一方面为实现上述目的,本发明提供了一种地下停车场通道运行车辆实时检测系统,包括毫米波雷达、金属标识带、数据分析单元、数据储存单元、通讯单元和主控计算机;On the one hand, to achieve the above objectives, the present invention provides a real-time detection system for vehicles operating in underground parking lots, including a millimeter wave radar, a metal identification tape, a data analysis unit, a data storage unit, a communication unit and a main control computer;
所述毫米波雷达用于产生并发射电磁波;The millimeter wave radar is used to generate and emit electromagnetic waves;
所述金属标识带用于对所述电磁波进行反射,获取反射波;The metal identification tape is used to reflect the electromagnetic wave and obtain the reflected wave;
所述数据分析单元用于根据所述反射波获取检测区域,并对所述反射波进行处理,获取车辆运动的实时信息;The data analysis unit is used to obtain a detection area according to the reflected wave, process the reflected wave, and obtain real-time information of vehicle movement;
所述数据储存单元用于对所述实时信息进行存储;The data storage unit is used to store the real-time information;
所述通讯单元用于向所述主控计算机传输所述实时信息;The communication unit is used to transmit the real-time information to the main control computer;
所述主控计算机用于根据所述实时信息区分不同车辆以及同一车辆的运行轨迹信息。The main control computer is used to distinguish the running trajectory information of different vehicles and the same vehicle according to the real-time information.

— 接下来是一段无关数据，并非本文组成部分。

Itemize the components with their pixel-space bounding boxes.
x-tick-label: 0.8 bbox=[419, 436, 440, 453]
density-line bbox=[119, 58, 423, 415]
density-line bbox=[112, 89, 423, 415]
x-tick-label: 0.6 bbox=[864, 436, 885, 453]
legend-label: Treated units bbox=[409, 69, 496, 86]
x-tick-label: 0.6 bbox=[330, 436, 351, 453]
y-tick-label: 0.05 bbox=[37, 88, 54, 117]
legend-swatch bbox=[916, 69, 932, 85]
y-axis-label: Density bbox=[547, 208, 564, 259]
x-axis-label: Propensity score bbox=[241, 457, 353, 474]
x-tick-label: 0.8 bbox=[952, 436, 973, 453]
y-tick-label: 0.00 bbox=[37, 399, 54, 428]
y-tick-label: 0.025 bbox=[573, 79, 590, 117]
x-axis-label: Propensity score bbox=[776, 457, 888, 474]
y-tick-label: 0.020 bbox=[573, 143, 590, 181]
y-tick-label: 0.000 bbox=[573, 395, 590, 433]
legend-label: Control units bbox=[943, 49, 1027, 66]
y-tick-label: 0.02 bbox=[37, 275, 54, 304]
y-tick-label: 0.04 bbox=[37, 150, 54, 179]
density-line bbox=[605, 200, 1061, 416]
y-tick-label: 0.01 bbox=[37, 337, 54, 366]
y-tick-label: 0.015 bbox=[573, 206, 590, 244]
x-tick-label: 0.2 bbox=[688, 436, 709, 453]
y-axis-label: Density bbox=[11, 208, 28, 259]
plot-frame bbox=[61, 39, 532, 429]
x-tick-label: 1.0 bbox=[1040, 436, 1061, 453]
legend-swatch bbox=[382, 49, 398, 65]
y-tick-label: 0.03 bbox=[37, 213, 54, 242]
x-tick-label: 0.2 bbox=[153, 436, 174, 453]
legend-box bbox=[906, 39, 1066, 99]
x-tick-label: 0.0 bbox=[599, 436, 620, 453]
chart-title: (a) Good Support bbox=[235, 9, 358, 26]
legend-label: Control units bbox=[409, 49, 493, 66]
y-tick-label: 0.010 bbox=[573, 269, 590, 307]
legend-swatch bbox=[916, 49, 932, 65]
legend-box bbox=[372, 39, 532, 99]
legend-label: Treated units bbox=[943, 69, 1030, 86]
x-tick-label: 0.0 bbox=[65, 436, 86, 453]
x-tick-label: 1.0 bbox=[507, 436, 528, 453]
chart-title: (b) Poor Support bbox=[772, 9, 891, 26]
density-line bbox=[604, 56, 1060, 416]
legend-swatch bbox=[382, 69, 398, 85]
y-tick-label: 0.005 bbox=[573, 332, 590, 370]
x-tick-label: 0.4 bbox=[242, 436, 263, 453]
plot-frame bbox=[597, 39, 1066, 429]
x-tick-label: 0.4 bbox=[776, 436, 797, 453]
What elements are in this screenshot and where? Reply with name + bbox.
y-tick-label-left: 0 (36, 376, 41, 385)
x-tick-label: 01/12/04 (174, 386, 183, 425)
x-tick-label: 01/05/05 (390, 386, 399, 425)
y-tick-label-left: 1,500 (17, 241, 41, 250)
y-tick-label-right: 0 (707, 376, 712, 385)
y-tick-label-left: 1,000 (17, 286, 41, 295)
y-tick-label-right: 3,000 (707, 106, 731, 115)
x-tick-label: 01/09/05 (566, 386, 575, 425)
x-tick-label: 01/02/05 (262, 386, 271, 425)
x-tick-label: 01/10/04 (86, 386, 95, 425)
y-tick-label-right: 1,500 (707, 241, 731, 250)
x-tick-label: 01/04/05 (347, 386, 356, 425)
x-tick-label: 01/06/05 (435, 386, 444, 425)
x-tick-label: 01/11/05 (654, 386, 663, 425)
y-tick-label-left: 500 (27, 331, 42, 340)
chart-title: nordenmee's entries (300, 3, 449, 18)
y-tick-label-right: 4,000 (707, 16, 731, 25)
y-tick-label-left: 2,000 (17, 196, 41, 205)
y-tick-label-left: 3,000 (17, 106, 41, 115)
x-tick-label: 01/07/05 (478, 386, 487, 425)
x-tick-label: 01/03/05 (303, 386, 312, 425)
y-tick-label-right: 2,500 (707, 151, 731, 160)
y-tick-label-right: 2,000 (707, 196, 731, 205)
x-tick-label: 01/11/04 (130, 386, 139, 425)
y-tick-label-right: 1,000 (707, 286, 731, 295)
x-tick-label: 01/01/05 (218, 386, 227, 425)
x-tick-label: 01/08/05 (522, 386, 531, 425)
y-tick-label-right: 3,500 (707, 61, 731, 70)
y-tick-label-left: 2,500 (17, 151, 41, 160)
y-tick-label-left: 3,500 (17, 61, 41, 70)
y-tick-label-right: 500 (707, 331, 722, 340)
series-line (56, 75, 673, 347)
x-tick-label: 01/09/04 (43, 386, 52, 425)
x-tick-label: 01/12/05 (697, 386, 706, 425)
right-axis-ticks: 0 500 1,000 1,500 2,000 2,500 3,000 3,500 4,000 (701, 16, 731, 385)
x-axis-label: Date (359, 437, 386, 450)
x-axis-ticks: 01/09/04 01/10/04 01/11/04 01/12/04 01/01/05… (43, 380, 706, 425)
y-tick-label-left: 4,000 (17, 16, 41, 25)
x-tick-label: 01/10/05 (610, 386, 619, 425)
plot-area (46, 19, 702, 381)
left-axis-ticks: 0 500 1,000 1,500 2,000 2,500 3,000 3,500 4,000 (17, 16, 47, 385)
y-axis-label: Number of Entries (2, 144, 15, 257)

可选地,所述毫米波雷达还用于接收所述金属标识带的反射波;Optionally, the millimeter wave radar is also used to receive the reflected wave of the metal identification tape;
所述毫米波雷达包括振荡器、发射机、天线;所述振荡器用于产生线性调频连续波或三角波,所述发射机用于发射所述线性调频连续波或三角波,所述天线用于对所述线性调频连续波或三角波进行定向辐射;The millimeter wave radar includes an oscillator, a transmitter, and an antenna; the oscillator is used to generate a linear frequency modulated continuous wave or a triangular wave; the transmitter is used to transmit the linear frequency modulated continuous wave or a triangular wave; and the antenna is used to The linear frequency modulated continuous wave or triangular wave carries out directional radiation;
所述线性调频连续波或三角波在空间以电磁波形式传播,当遇到目标时反射回来,得到反射波。The linear frequency modulated continuous wave or triangular wave propagates in space in the form of electromagnetic waves. When it encounters a target, it is reflected back to obtain a reflected wave.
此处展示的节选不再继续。